Кадет Шепелёв шёл следом за офицерами, в толпе обывателей и соседей. Грегори и не думал провожать в последний путь отцовского командира – всё сложилось как-то само собой. Хотя про похороны знал отлично – с утра от директора объявили, что мол, желающие могут отдать последний долг военному губернатору столицы. Кадеты и воспользовались оказией – кто из них действительно собирался пойти на похороны Милорадовича, Грегори не знал, но не видел в толпе ни единого в форме корпуса. Возможно, кто-то где-то и есть. Хотя такой человек должен быть где-то поблизости.

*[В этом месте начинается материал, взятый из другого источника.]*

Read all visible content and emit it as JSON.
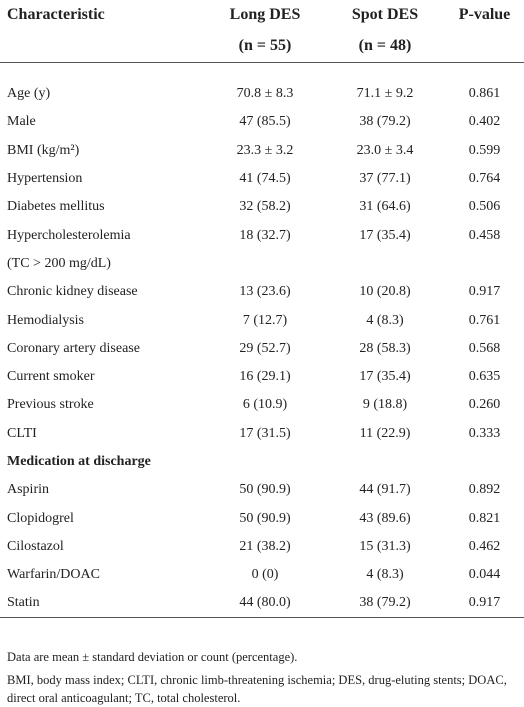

Грегори за воротами корпуса первым делом огляделся по сторонам, чая найти поблизости своих друзей, но никого не увидел. Ни Влас, ни Глеб даже и не подумали пойти в город – оба по-прежнему фрондировали и бравировали своим фрондерством. Скорее всего. А может быть, просто не хотели. Хотя как может не хотеть прогулки здравомыслящий человек, всю неделю запертый в стенах корпуса – это Грегори решительно отказывался понимать. Хоть какие-то элементарные приключения.

Впрочем, приключений за последний месяц им хватило выше головы, совершенно не элементарных – перед ними грозили померкнуть и прошлогодние эпопеи с наводнением и дракой на Голодай-острове.

А потом ноги как-то сами принесли его на Конногвардейский бульвар, а там, увидев катафалк, Грегори и пристал к процессии.

Катафалк миновал мост, на прилежно подогнанные друг к другу мостовины ступили копыта свитских коней. А Грегори поравнялся с гранитными обелисками заставы, покосился на всё ещё стоящих навытяжку караульных солдат.

Ворота заставы были узковаты, возникла толчея, и в этой тесноте кадета кто-то ощутимо саданул локтем (или ещё чем-то твёрдым и острым) прямо под ребро. Грегори с громовым шипением втянул морозный воздух сквозь зубы – перед глазами аж круги пошли, и дыхание занялось! Рана, полученная на побережье залива (кто его и зацепил тогда кортиком, то ил Влас, то ли литвин – сейчас разберёшь разве? – в памяти смутно мелькали искажённые злостью и отчаянием рожи да отполированные до слюдяного блеска клинки) словно вся разом взялась огнём. Хорошо ещё в корпусе никто не заметил их ранений – у каждого из них кожа порезана, у кого на боку, у кого на плече, а у него, Шепелёва – на груди. Перевязывали потом каждого в шесть рук, да клялись над огнём и кровью, что никому никогда про то не скажут.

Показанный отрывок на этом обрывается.